By ERIC J. HEIKKILA
My wife and I recently returned from a one-year stay at a local university in Hong Kong. We resumed the lifestyle we previously led in Los Angeles, with one car between the two of us.
For the past nine years we have lived adjacent to the USC campus, so I am able to dispose of my commute to the university with a six-minute bicycle ride. If I need to use the car on a given day, I can usually work out some suitable arrangement with my wife, but for the most part my bicycle suffices for local errands, including the 20-minute ride to downtown. We seldom use public transit here.
Our lives in Hong Kong were starkly different, although there we also lived on campus. Most notably, we did not own a car there, nor did we miss having one. Instead, we used public transit routinely each day. Within steps of our apartment building was a shuttle-bus stop that ran like clockwork an average of three times per hour daily. I could take that directly to my office or, if I stayed on board for one more stop, I could get off at the Mass Transit Railway train station, arriving there within 10 minutes.
The university MTR station that we used was roughly equidistant from Central in downtown and Shenzhen, the dynamic “instant city” in nearby Guangdong province. Both locations were accessible within one hour of leaving our residence, and in between these two extremes were countless stops with high-density developments supporting a plethora of residences, retail shops, restaurants, offices and other land uses that one finds in any major modern metropolis. The MTR system in Hong Kong is extensive, but we would sometimes switch to buses or affordable taxis that queue up at all transit stations.

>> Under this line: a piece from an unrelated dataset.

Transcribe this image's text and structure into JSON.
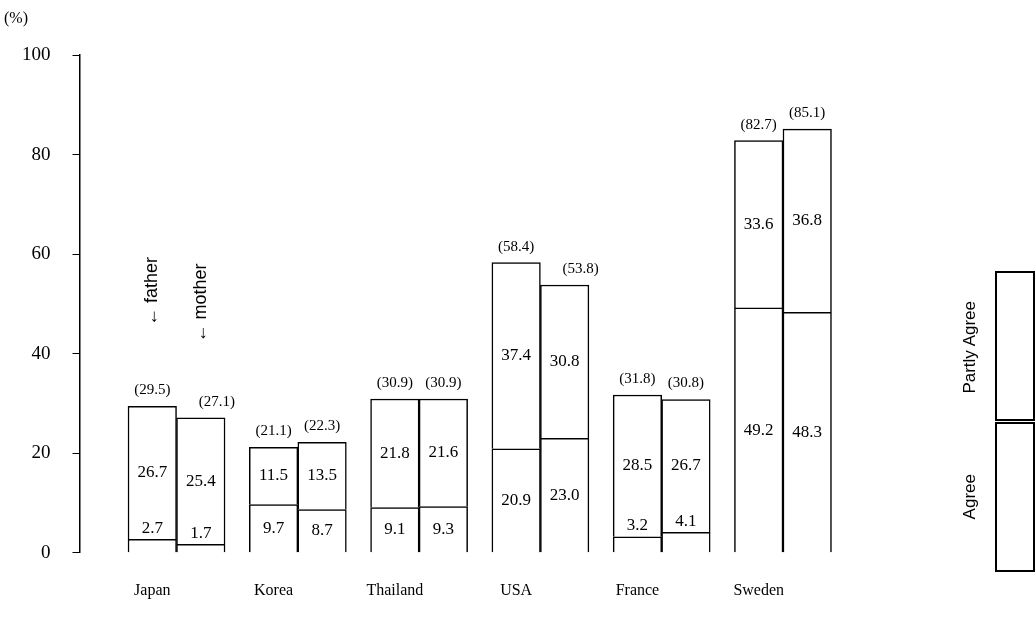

Conveniently, passengers can pay for any ride on public transit with special (so-called Octopus) debit cards that are quickly read by machines installed on all buses and trains as well as in most convenience stores.
This sudden transition from a Hong Kong lifestyle, where public transit had been the centerpiece of our daily mobility, to Los Angeles, where we perceive public transit to be one of our least attractive options, gives one pause to reflect: How can two cities be so different in this way? There is no single, simple answer. Instead, our experience suggests a multiplicity of inter-related explanations:
– High-density land use Hong Kong, with its 8 million people squeezed into a relatively small, mountainous land space, has no choice but to build to very high Manhattan-like densities. Although many Americans would balk at living in such close quarters, it does make it more economical to bring public transit to virtually everyone’s doorstep.

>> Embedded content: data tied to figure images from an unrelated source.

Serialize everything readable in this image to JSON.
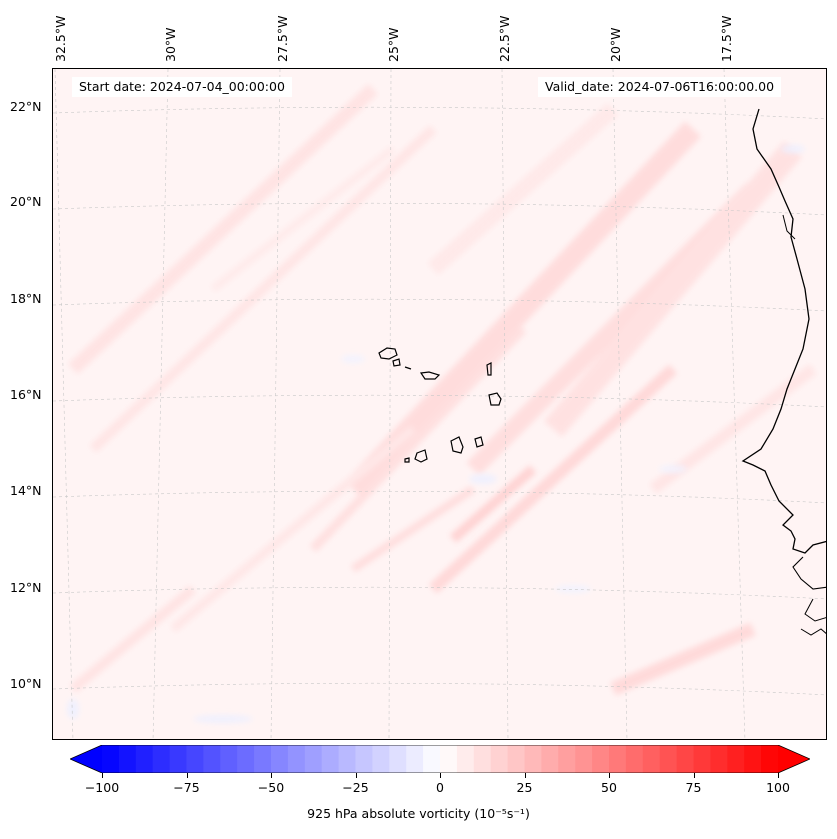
{
  "map": {
    "start_date": "Start date: 2024-07-04_00:00:00",
    "valid_date": "Valid_date: 2024-07-06T16:00:00.00",
    "longitude_labels": [
      "32.5°W",
      "30°W",
      "27.5°W",
      "25°W",
      "22.5°W",
      "20°W",
      "17.5°W"
    ],
    "latitude_labels": [
      "22°N",
      "20°N",
      "18°N",
      "16°N",
      "14°N",
      "12°N",
      "10°N"
    ],
    "variable": "925 hPa absolute vorticity",
    "units": "10⁻⁵s⁻¹"
  },
  "colorbar": {
    "label": "925 hPa absolute vorticity (10⁻⁵s⁻¹)",
    "min": -100,
    "max": 100,
    "ticks": [
      "−100",
      "−75",
      "−50",
      "−25",
      "0",
      "25",
      "50",
      "75",
      "100"
    ],
    "tick_values": [
      -100,
      -75,
      -50,
      -25,
      0,
      25,
      50,
      75,
      100
    ],
    "levels": 40,
    "colormap": "bwr",
    "neg_color": "#0000ff",
    "mid_color": "#ffffff",
    "pos_color": "#ff0000"
  }
}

– Level of service There are several dimensions to this. Often, I would arrive at a transit station as one train was pulling out, but before it was lost from view the next one would be approaching. Buses and trains are kept very clean, and I saw no graffiti or other signs of neglect. Safety is another critical factor. Not once during the year was I made to feel in the least bit intimidated by any other passengers. MTR staff frequently boarded and disembarked from trains at random intervals.
– Public and private finance These factors promoted high passenger volumes, which in turn helped minimize the cost per passenger of maintaining enviable levels of service. Moreover, much of the system costs are supported through development-related fees proximate to transit stations. There is a direct linkage between the source of funds and the beneficiaries of the public transportation system.
– Schools and neighborhoods I often reflect on why more of my fellow Angelenos don’t live closer to their places of work, so that they also might conveniently walk or bicycle to work as I do. As any parent knows, quality schools and safe neighborhoods are a first priority in deciding where to live. Thus, ironically, a good K-12 education policy may be one of the most effective means of improving public transportation in Los Angeles.
Los Angeles is not Hong Kong, nor should we want it to be. Each city has a distinctive magic all its own. That doesn’t mean that we cannot learn from each other, and in the case of public transit, we still have much to learn.
Eric J. Heikkila is professor of Urban Development and director of International Initiatives at USC’s School of Policy, Planning and Development. He is also co-founder and executive secretary of the Pacific Rim Council on Urban Development.